Ni l’armée, ni le gouvernement israélien ne souhaitent commenter les informations d’hier sur un probable raid aérien mené plus tôt à l’aube par les F15 et les F16 de l’état hébreu en territoire syrien.
La presse israélienne, soumise à la censure militaire, se voit contrainte de citer des journaux étrangers pour évoquer ce ou ces raid(s). Il(s) aurai(en)t visé, selon le régime de Damas, un centre de préparation militaire situé en banlieue de la capitale syrienne. D’autres sources évoquent la destruction d’un convoi d’armement (sans doute des missiles SA-17) qui s’apprêtait à franchir la frontière libanaise, et qui aurait pu terminer aux mains du Hezbollah.
Il faudra des mois, peut-être des années pour savoir précisément ce qui s’est passé hier matin et de quelle manière l’aviation israélienne a pénétré en territoire syrien, et avec quels objectifs. Ainsi, les autorités israéliennes n’ont encore jamais commenté le bombardement en 2007 de l’installation nucléaire d’al-Kibar dans le nord de la Syrie. Or, il y a quelques mois, le magazine américaine New Yorker, publiait une enquête formidable sur le déroulé de cette opération de 2007. A la relecture de cet article de David Makovsky, on imagine mieux comment la décision d’envoyer des avions au-dessus de la Syrie a été prise il y a un peu plus de 48 heures par le gouvernement et l’état major israélien. Cet article avait été évoqué et résumé sur ce blog. Papier publié le 11 septembre 2011 :
…/… le magazine américain New Yorker raconte comment l’état hébreu a décidé il y a cinq ans, en 2007, de bombarder une mystérieuse installation nucléaire située dans le nord-ouest de la Syrie. L’opération a jusqu’ici été tenue secrète et jamais commenté par des officiels israéliens, même si tout le monde s’accorde sur le fait que ce sont bien des F16 israéliens qui ont détruit le site d’al-Kibar. Dans ses mémoires, le président Bush avait même évoqué cette opération. En Israël en revanche, elle est toujours soumise à la censure militaire.

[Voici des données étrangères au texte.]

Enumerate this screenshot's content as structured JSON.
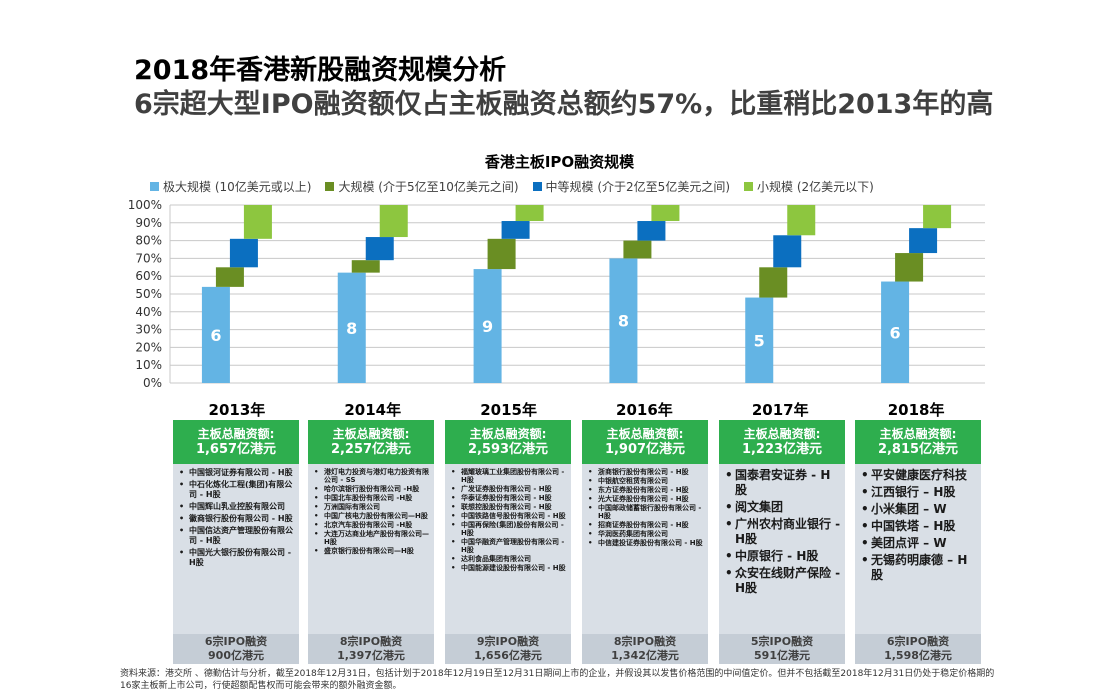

Ce qui est nouveau et absolument passionnant dans cet article de David Makovsky (ancien correspondant politique du Haaretz et du Jerusalem Post, aujourd’hui membre du Washington Institute for Near East Policy), c’est que l’auteur raconte comment les israéliens ont découvert l’existence de ce site d’al-Kibar, comment cette attaque a été décidée, par qui, et pour quelles raisons. Il reconstitue enfin avec brio le déroulement de l’opération militaire. Ce long papier se lit comme un roman d’espionnage. En voici un rapide résumé.

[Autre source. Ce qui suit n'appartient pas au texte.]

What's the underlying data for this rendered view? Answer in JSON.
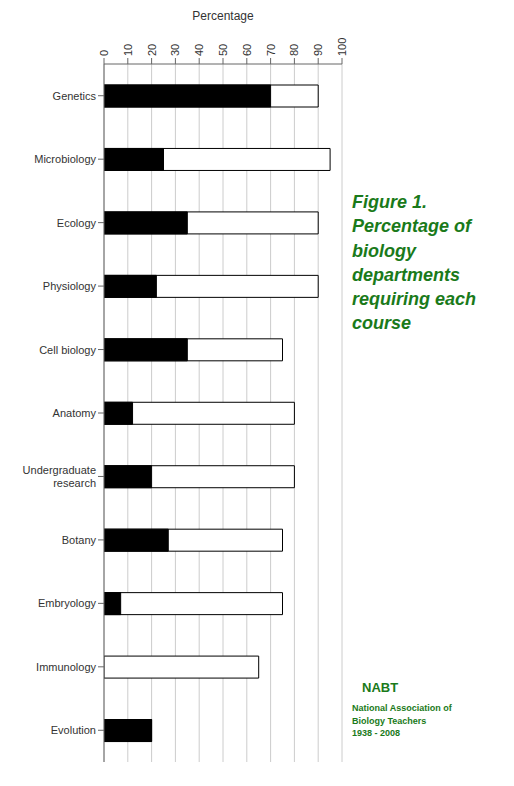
{
  "chart_data": {
    "type": "bar",
    "orientation": "horizontal",
    "xlabel": "Percentage",
    "categories": [
      "Genetics",
      "Microbiology",
      "Ecology",
      "Physiology",
      "Cell biology",
      "Anatomy",
      "Undergraduate\nresearch",
      "Botany",
      "Embryology",
      "Immunology",
      "Evolution"
    ],
    "series": [
      {
        "color": "#ffffff",
        "values": [
          90,
          95,
          90,
          90,
          75,
          80,
          80,
          75,
          75,
          65,
          20
        ]
      },
      {
        "color": "#000000",
        "values": [
          70,
          25,
          35,
          22,
          35,
          12,
          20,
          27,
          7,
          0,
          20
        ]
      }
    ],
    "xlim": [
      0,
      100
    ],
    "xticks": [
      0,
      10,
      20,
      30,
      40,
      50,
      60,
      70,
      80,
      90,
      100
    ],
    "grid": true,
    "annotations": [
      {
        "text": "Figure 1.\nPercentage of\nbiology\ndepartments\nrequiring each\ncourse",
        "color": "#1a7a1a"
      },
      {
        "text": "NABT",
        "color": "#1a7a1a"
      },
      {
        "text": "National Association of\nBiology Teachers\n1938 - 2008",
        "color": "#1a7a1a"
      }
    ]
  }
}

Selon le New Yorker, l’état hébreu suspecte dès la fin de l’année 2006 le régime syrien de s’être lancé dans la fabrication d’un programme nucléaire. A l’époque, les services de renseignement font état d’un mystérieux bâtiment en construction dan la région de Deir-Al-Zour. Le 7 mars 2007, à Vienne en Autriche, des agents du Mossad parviennent à pénétrer à l’intérieur de l’appartement d’Ibrahim Othman, qui n’est autre que le patron de l’agence atomique syrienne. Othman est à Vienne pour prendre part à une réunion de l’AIEA. Les agents israéliens s’introduisent chez lui, sans aucune trace d’effraction, copient le disque dur de son ordinateur, et y trouvent une douzaine de photos en couleur du site suspect. Selon Makovsky, on voit clairement sur ces images des ouvriers nord-coréens, ce qui confirmerait que Pyongyang est en train d’aider Damas à construire un réacteur nucléaire. Les agents du Mossad en tirent la conclusion que la seule raison d’être de cette installation, située près des frontières turques et irakiennes, est de fabriquer une bombe atomique.

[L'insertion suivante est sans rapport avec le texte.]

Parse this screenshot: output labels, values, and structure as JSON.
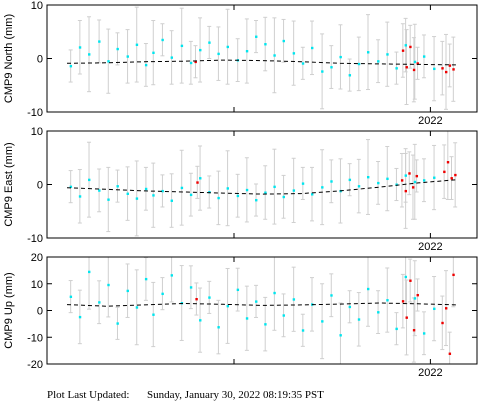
{
  "colors": {
    "normal_point": "#00e5ee",
    "recent_point": "#ee0000",
    "error_bar": "#cfcfcf",
    "trend_line": "#000000"
  },
  "footer": {
    "label": "Plot Last Updated:",
    "timestamp": "Sunday, January 30, 2022 08:19:35 PST"
  },
  "chart_data": [
    {
      "type": "scatter",
      "ylabel": "CMP9 North (mm)",
      "ylim": [
        -10,
        10
      ],
      "yticks": [
        10,
        0,
        -10
      ],
      "x_tick_label": "2022",
      "x_range": [
        "2020-12-01",
        "2022-01-30"
      ],
      "grid": false,
      "error_bars": true,
      "trend_line": "dashed",
      "series": [
        {
          "values": [
            [
              "2020-12-05",
              -1.4
            ],
            [
              "2020-12-15",
              2.1
            ],
            [
              "2020-12-25",
              0.8
            ],
            [
              "2021-01-05",
              3.2
            ],
            [
              "2021-01-15",
              -0.5
            ],
            [
              "2021-01-25",
              1.8
            ],
            [
              "2021-02-05",
              0.4
            ],
            [
              "2021-02-15",
              2.6
            ],
            [
              "2021-02-25",
              -1.2
            ],
            [
              "2021-03-05",
              1.1
            ],
            [
              "2021-03-15",
              3.5
            ],
            [
              "2021-03-25",
              0.2
            ],
            [
              "2021-04-05",
              2.4
            ],
            [
              "2021-04-15",
              -0.8
            ],
            [
              "2021-04-25",
              1.6
            ],
            [
              "2021-05-05",
              3.0
            ],
            [
              "2021-05-15",
              0.9
            ],
            [
              "2021-05-25",
              2.2
            ],
            [
              "2021-06-05",
              -0.3
            ],
            [
              "2021-06-15",
              1.4
            ],
            [
              "2021-06-25",
              4.1
            ],
            [
              "2021-07-05",
              2.7
            ],
            [
              "2021-07-15",
              0.6
            ],
            [
              "2021-07-25",
              3.3
            ],
            [
              "2021-08-05",
              1.0
            ],
            [
              "2021-08-15",
              -0.9
            ],
            [
              "2021-08-25",
              2.0
            ],
            [
              "2021-09-05",
              -2.4
            ],
            [
              "2021-09-15",
              -1.6
            ],
            [
              "2021-09-25",
              0.3
            ],
            [
              "2021-10-05",
              -3.1
            ],
            [
              "2021-10-15",
              -1.0
            ],
            [
              "2021-10-25",
              1.2
            ],
            [
              "2021-11-05",
              -0.5
            ],
            [
              "2021-11-15",
              0.8
            ],
            [
              "2021-11-25",
              -1.8
            ],
            [
              "2021-12-05",
              2.5
            ],
            [
              "2021-12-15",
              -0.6
            ],
            [
              "2021-12-25",
              0.4
            ],
            [
              "2022-01-05",
              -1.9
            ]
          ]
        },
        {
          "values": [
            [
              "2021-04-20",
              -0.6
            ],
            [
              "2021-12-02",
              1.5
            ],
            [
              "2021-12-06",
              -1.6
            ],
            [
              "2021-12-10",
              2.2
            ],
            [
              "2021-12-14",
              -2.1
            ],
            [
              "2021-12-18",
              -0.9
            ],
            [
              "2022-01-14",
              -1.8
            ],
            [
              "2022-01-18",
              -2.5
            ],
            [
              "2022-01-22",
              -1.3
            ],
            [
              "2022-01-26",
              -2.0
            ]
          ]
        }
      ],
      "trend": [
        -0.9,
        -0.8,
        -0.6,
        -0.5,
        -0.3,
        -0.4,
        -0.6,
        -0.9,
        -1.0,
        -1.1,
        -1.2
      ]
    },
    {
      "type": "scatter",
      "ylabel": "CMP9 East (mm)",
      "ylim": [
        -10,
        10
      ],
      "yticks": [
        10,
        0,
        -10
      ],
      "x_tick_label": "2022",
      "x_range": [
        "2020-12-01",
        "2022-01-30"
      ],
      "grid": false,
      "error_bars": true,
      "trend_line": "dashed",
      "series": [
        {
          "values": [
            [
              "2020-12-05",
              -0.4
            ],
            [
              "2020-12-15",
              -2.2
            ],
            [
              "2020-12-25",
              0.9
            ],
            [
              "2021-01-05",
              -1.1
            ],
            [
              "2021-01-15",
              -2.8
            ],
            [
              "2021-01-25",
              -0.3
            ],
            [
              "2021-02-05",
              -1.7
            ],
            [
              "2021-02-15",
              -2.6
            ],
            [
              "2021-02-25",
              -0.8
            ],
            [
              "2021-03-05",
              -2.0
            ],
            [
              "2021-03-15",
              -1.2
            ],
            [
              "2021-03-25",
              -3.0
            ],
            [
              "2021-04-05",
              -0.6
            ],
            [
              "2021-04-15",
              -1.9
            ],
            [
              "2021-04-25",
              1.2
            ],
            [
              "2021-05-05",
              -1.4
            ],
            [
              "2021-05-15",
              -2.5
            ],
            [
              "2021-05-25",
              -0.7
            ],
            [
              "2021-06-05",
              -2.1
            ],
            [
              "2021-06-15",
              -1.0
            ],
            [
              "2021-06-25",
              -2.9
            ],
            [
              "2021-07-05",
              -1.5
            ],
            [
              "2021-07-15",
              -0.4
            ],
            [
              "2021-07-25",
              -2.3
            ],
            [
              "2021-08-05",
              -1.1
            ],
            [
              "2021-08-15",
              0.2
            ],
            [
              "2021-08-25",
              -1.8
            ],
            [
              "2021-09-05",
              -0.5
            ],
            [
              "2021-09-15",
              0.6
            ],
            [
              "2021-09-25",
              -1.2
            ],
            [
              "2021-10-05",
              0.9
            ],
            [
              "2021-10-15",
              -0.3
            ],
            [
              "2021-10-25",
              1.4
            ],
            [
              "2021-11-05",
              0.3
            ],
            [
              "2021-11-15",
              1.1
            ],
            [
              "2021-11-25",
              0.0
            ],
            [
              "2021-12-05",
              1.7
            ],
            [
              "2021-12-15",
              0.5
            ],
            [
              "2021-12-25",
              0.8
            ],
            [
              "2022-01-05",
              1.3
            ]
          ]
        },
        {
          "values": [
            [
              "2021-04-22",
              0.4
            ],
            [
              "2021-12-01",
              0.8
            ],
            [
              "2021-12-05",
              -1.2
            ],
            [
              "2021-12-09",
              2.1
            ],
            [
              "2021-12-13",
              -0.5
            ],
            [
              "2021-12-17",
              1.6
            ],
            [
              "2022-01-16",
              2.4
            ],
            [
              "2022-01-20",
              4.2
            ],
            [
              "2022-01-24",
              1.2
            ],
            [
              "2022-01-28",
              1.8
            ]
          ]
        }
      ],
      "trend": [
        -0.6,
        -0.9,
        -1.2,
        -1.4,
        -1.6,
        -1.8,
        -1.7,
        -1.2,
        -0.5,
        0.3,
        0.9
      ]
    },
    {
      "type": "scatter",
      "ylabel": "CMP9 Up (mm)",
      "ylim": [
        -20,
        20
      ],
      "yticks": [
        20,
        10,
        0,
        -10,
        -20
      ],
      "x_tick_label": "2022",
      "x_range": [
        "2020-12-01",
        "2022-01-30"
      ],
      "grid": false,
      "error_bars": true,
      "trend_line": "dashed",
      "series": [
        {
          "values": [
            [
              "2020-12-05",
              5.2
            ],
            [
              "2020-12-15",
              -2.4
            ],
            [
              "2020-12-25",
              14.5
            ],
            [
              "2021-01-05",
              3.1
            ],
            [
              "2021-01-15",
              9.6
            ],
            [
              "2021-01-25",
              -4.8
            ],
            [
              "2021-02-05",
              7.4
            ],
            [
              "2021-02-15",
              1.2
            ],
            [
              "2021-02-25",
              11.8
            ],
            [
              "2021-03-05",
              -1.5
            ],
            [
              "2021-03-15",
              6.3
            ],
            [
              "2021-03-25",
              13.2
            ],
            [
              "2021-04-05",
              2.8
            ],
            [
              "2021-04-15",
              8.7
            ],
            [
              "2021-04-25",
              -3.6
            ],
            [
              "2021-05-05",
              4.9
            ],
            [
              "2021-05-15",
              -6.2
            ],
            [
              "2021-05-25",
              1.7
            ],
            [
              "2021-06-05",
              7.8
            ],
            [
              "2021-06-15",
              -2.9
            ],
            [
              "2021-06-25",
              3.4
            ],
            [
              "2021-07-05",
              -5.1
            ],
            [
              "2021-07-15",
              6.6
            ],
            [
              "2021-07-25",
              -1.8
            ],
            [
              "2021-08-05",
              4.2
            ],
            [
              "2021-08-15",
              -7.4
            ],
            [
              "2021-08-25",
              2.3
            ],
            [
              "2021-09-05",
              -4.0
            ],
            [
              "2021-09-15",
              5.7
            ],
            [
              "2021-09-25",
              -9.2
            ],
            [
              "2021-10-05",
              1.4
            ],
            [
              "2021-10-15",
              -3.3
            ],
            [
              "2021-10-25",
              8.1
            ],
            [
              "2021-11-05",
              -0.6
            ],
            [
              "2021-11-15",
              3.9
            ],
            [
              "2021-11-25",
              -6.8
            ],
            [
              "2021-12-05",
              12.6
            ],
            [
              "2021-12-15",
              4.6
            ],
            [
              "2021-12-25",
              -8.5
            ],
            [
              "2022-01-05",
              0.7
            ]
          ]
        },
        {
          "values": [
            [
              "2021-04-21",
              4.3
            ],
            [
              "2021-12-02",
              3.5
            ],
            [
              "2021-12-06",
              -2.6
            ],
            [
              "2021-12-10",
              11.2
            ],
            [
              "2021-12-14",
              -7.3
            ],
            [
              "2021-12-18",
              5.8
            ],
            [
              "2022-01-14",
              -4.6
            ],
            [
              "2022-01-18",
              0.9
            ],
            [
              "2022-01-22",
              -16.1
            ],
            [
              "2022-01-26",
              13.4
            ]
          ]
        }
      ],
      "trend": [
        2.2,
        1.6,
        2.1,
        2.6,
        2.3,
        1.9,
        2.1,
        2.4,
        2.8,
        2.5,
        2.1
      ]
    }
  ]
}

Dès le lendemain, le patron du Mossad Meir Dagan vient rendre compte au premier ministre de l’époque Ehud Olmert. Et il insiste : « il faut agir vite, plus nous attendons, plus nous prenons le risque en cas d’attaque de contaminer le fleuve Euphrate tout proche, avec des substances radioactives ». Le chef du gouvernement israélien lance alors toute une série de consultations. Chez lui, à sa résidence, plutôt que dans son bureau de premier ministre, pour ne pas attirer l’attention. Il prend aussi l’avis de ses prédécesseurs : Peres, Netanyahu, et Barak. Les chefs des différents services de renseignement sont aussi consultés. Une réunion a lieu chaque vendredi, dans le plus grand secret.
Le 18 avril 2007, selon le New Yorker, Israël décide d’informer la Maison Blanche. Rapidement, les experts américains semblent persuadés que les documents et photos présentés par le Mossad sont authentiques. Et c’est le message qu’ils font passer au président des Etats-Unis Georges W. Bush.
Dans les semaines qui suivent, Olmert tente à plusieurs reprises de convaincre Bush et son vice-président Cheney, de mener l’opération militaire contre le site syrien. « Sinon, menace-t-il, Israël devra y aller seul ».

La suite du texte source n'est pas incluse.